Ödemiş’in durumu hakkında da konuşan İl Başkanı Seda Kaya Ösen, “Küçük Menderes havzamızın yıldızı Ödemiş, maalesef ekonomide hak ettiği yere ulaşamıyor. Süt fiyatları artmıyor ama yıl başından itibaren beş ayda yem fiyatları yüzde 70 zamlandı. Arpanın tonu, geçen yıl mayıs ayında 1350 lira iken bu yılın mayıs ayında 2500 liraya çıktı yani fiyat yüzde 85 arttı ama sütün fiyatı geri çekilmeye çalışılıyor.
Patates, tarlada kazandırmıyor ama pazar ve market tezgahlarında tüketicinin elini yakıyor. Eti, sütü, peyniri, yaş sebze ve meyvesiyle kendi kendini besleyebilen İzmir, yakın gelecekte gıdada krizin alarmını veriyor. Tarımsal üretimi dışlayan politikalar nedeniyle bugün mazot, gübre, tarımsal ilaç ve tohum fiyatlarındaki artış çiftçimizin, köylümüzün belini bükmüş, tarlalarına adım atamaz hale getirmiştir. Banka borçları sebebi ile traktörlere haciz gelmektedir. Bu durum, köylümüzü ve çiftçimizi artık nefes alamaz hale getirmiştir.
Gıdanın stratejik bir silah gibi kullanılacağını unutmamalıyız. Gelecek için üreticimize sahip çıkmamız gerekiyor. Pandemi nedeniyle ticaretin birçok alanında sınırlamaların hüküm sürdüğü bu yılın ilk çeyreğinde yüzde 7 büyüdüğümüz açıklandı. Vatandaş işsizken kim büyüdü? İşsizlik, rekor seviyeye ulaşmış ve can alıcı hale gelmiştir. İşsizlik ve yolsuzluk sebebiyle gerçekleşen olaylar, toplumsal vicdanımızda onarılmaz yaralar açmaktadır.
Bugün devlette yargı, yürütmenin emrindedir. Basın, büyük baskı altındadır. Üniversiteler susturulmuş, sendikalar ve sivil toplum kuruluşları karar ve uygulama süreçlerinden yok sayılmış ve dışlanmıştır. Bu nedenle eşitlik, özgürlük ve demokrasiden ödün vermeden ekonomik gelişmeyi sağlamak ve toplumsal refahı yaygınlaştırmak için bilime, bilgiye, birikime dayalı açık ve dürüst, şeffaf bir devlet yönetimi oluşturmak zorundayız. Dil, din, ırk, cinsiyet, mezhep ayrımcılığını reddetmek, düşünce ve inanç özgürlüğünü savunmak, demokrasinin temel unsurudur. Hiçbir ayrım ve ayrımcılık yapmadan tüm yurttaşlarımızın kültürünü ve inançlarını korumak, güçlendirmek ve yaşatmak bizlerin görevidir.
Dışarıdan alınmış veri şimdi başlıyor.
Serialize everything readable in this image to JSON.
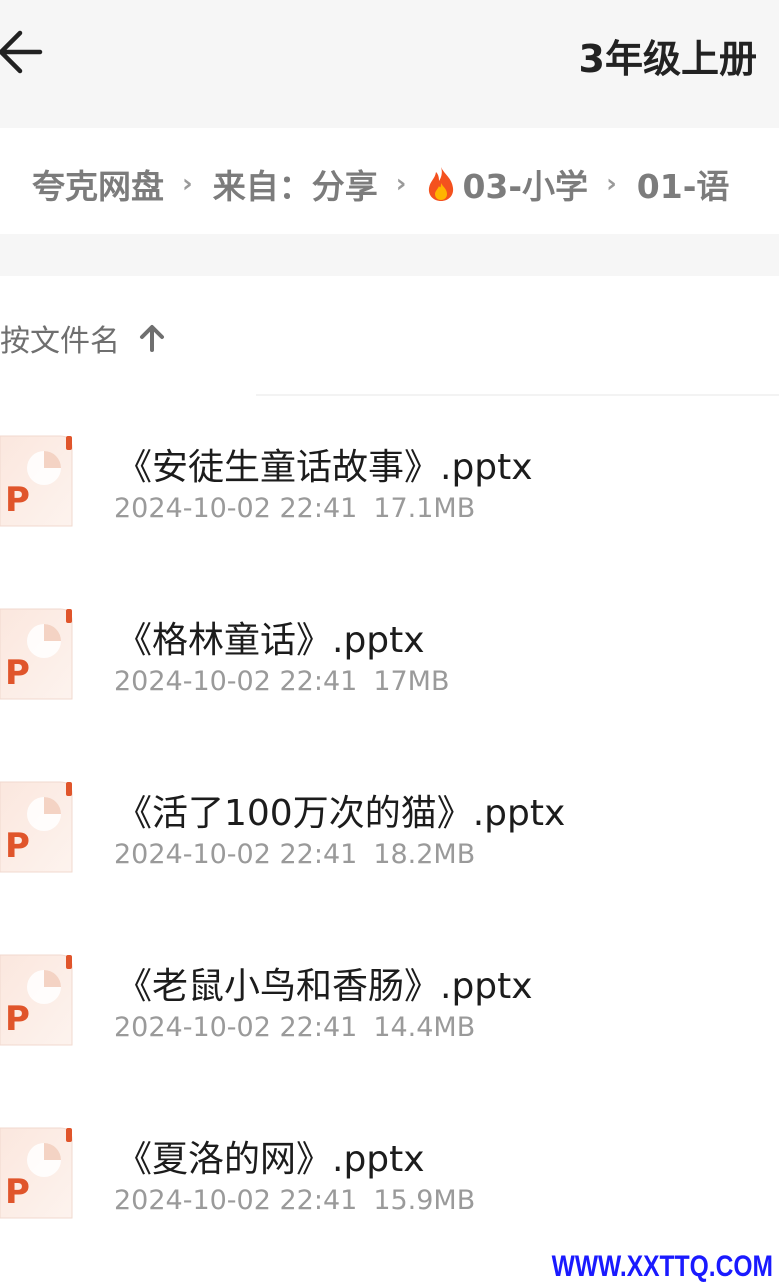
{
  "header": {
    "back_icon": "arrow-left-icon",
    "title": "3年级上册"
  },
  "breadcrumb": {
    "items": [
      "夸克网盘",
      "来自：分享",
      "03-小学",
      "01-语"
    ],
    "separator_icon": "chevron-right-icon",
    "fire_icon": "fire-emoji-icon"
  },
  "sort": {
    "label": "按文件名",
    "direction_icon": "arrow-up-icon"
  },
  "files": [
    {
      "name": "《安徒生童话故事》.pptx",
      "date": "2024-10-02 22:41",
      "size": "17.1MB",
      "icon": "pptx-file-icon"
    },
    {
      "name": "《格林童话》.pptx",
      "date": "2024-10-02 22:41",
      "size": "17MB",
      "icon": "pptx-file-icon"
    },
    {
      "name": "《活了100万次的猫》.pptx",
      "date": "2024-10-02 22:41",
      "size": "18.2MB",
      "icon": "pptx-file-icon"
    },
    {
      "name": "《老鼠小鸟和香肠》.pptx",
      "date": "2024-10-02 22:41",
      "size": "14.4MB",
      "icon": "pptx-file-icon"
    },
    {
      "name": "《夏洛的网》.pptx",
      "date": "2024-10-02 22:41",
      "size": "15.9MB",
      "icon": "pptx-file-icon"
    }
  ],
  "watermark": "WWW.XXTTQ.COM",
  "colors": {
    "accent_ppt": "#e0552b",
    "watermark": "#1a1aff"
  }
}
“Türkiye’ye deva olacağız”
Kadınlara, gençlere ve çocuklara gereken önemi ve değeri vermeden Cumhuriyetimizin kazanımlarını savunmak, geliştirmek özgür, laik ve çağdaş demokrasiyi yaşatmak olanaksızdır. DEVA Partisi; kadınlara, gençlere inanan, güvenen onlara sevgi ve saygıyla yaklaşan çocuklarımızı geleceğimiz olarak gören, toplumun her kesimine kucak açan çoğulcu bir partidir. Bugün yeni seçilecek arkadaşımızla birlikte Türkiye’nin huzuru, barışı, kardeşliği ve refahı için mücadele etmeye burada hep birlikte söz veriyoruz.
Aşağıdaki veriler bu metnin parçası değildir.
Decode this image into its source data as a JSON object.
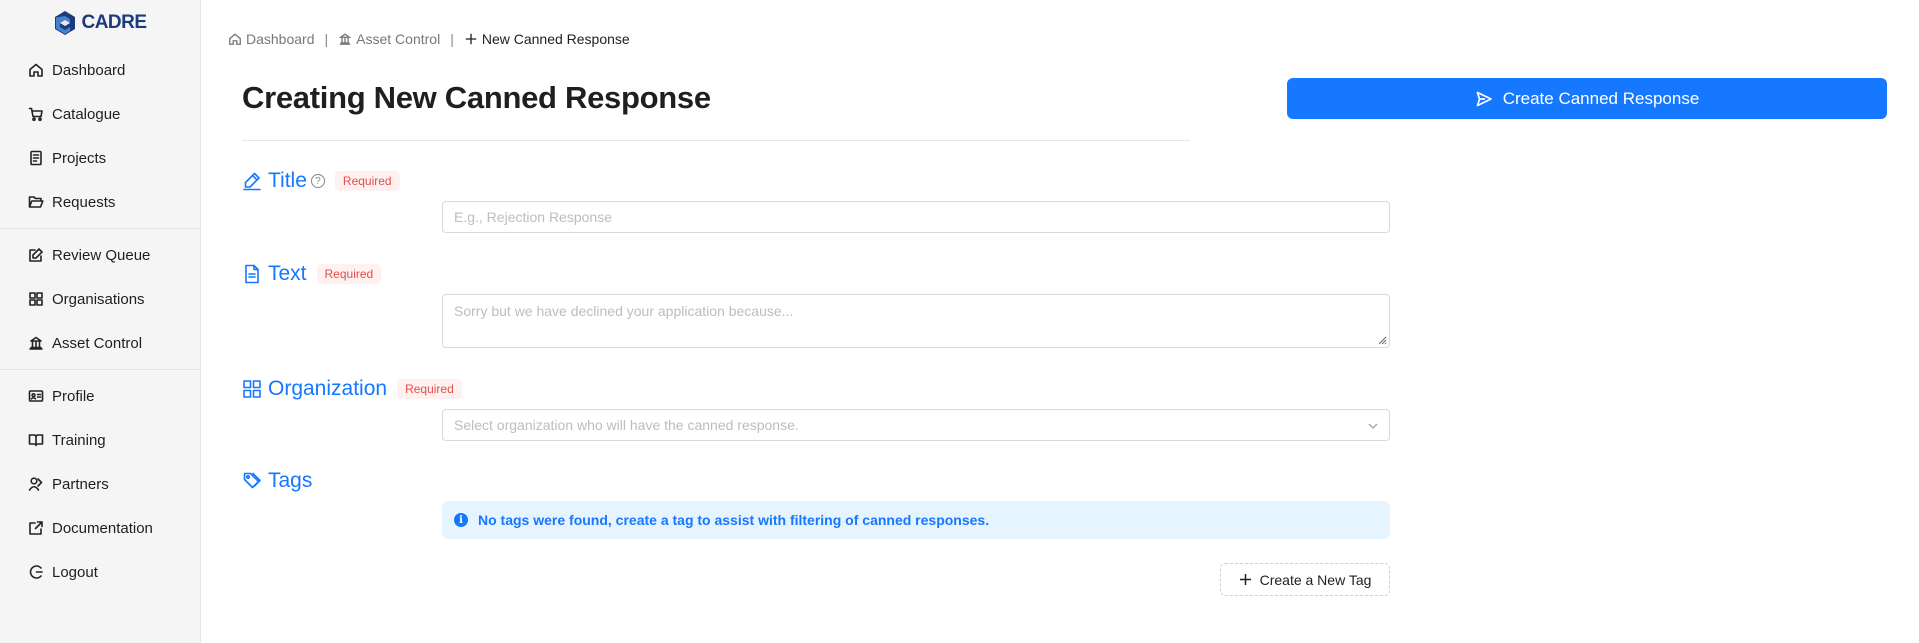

Bu mücadelemizde çiftçimizin alın terinin heba olmasına izin vermeyeceğiz. Köylümüzün, çiftçimizin alın teri soğumadan emeğinin karşılığını alması için çalışacağız. Ülkemizi tarımda kendi kendine yeten ihracat yapan güçlü bir konuma taşıyacağız. ‘Köylü, milletin efendisidir’ diyen Mustafa Kemal Atatürk’ün izinde köylümüzün, çiftçimizin hak ettiği refaha, huzura ulaşması için mücadele edeceğiz. Ödemiş’e deva olacağız, İzmir’e deva olacağız, Türkiye’ye deva olacağız. Partimiz; Ödemiş’e, İzmir’e, Türkiye’ye deva olsun!” ifadelerini kullandı.
DEVA Partisi Ödemiş İlçe Başkanı Halil Karakaş da partinin bayrağını Ödemiş’te en güzel şekilde dalgalandıracaklarını belirterek, “DEVA Partisi Ödemiş İlçe Teşkilatı olarak yeni yönetimimizi oluşturmanın büyük mutluluğu içindeyiz” dedi.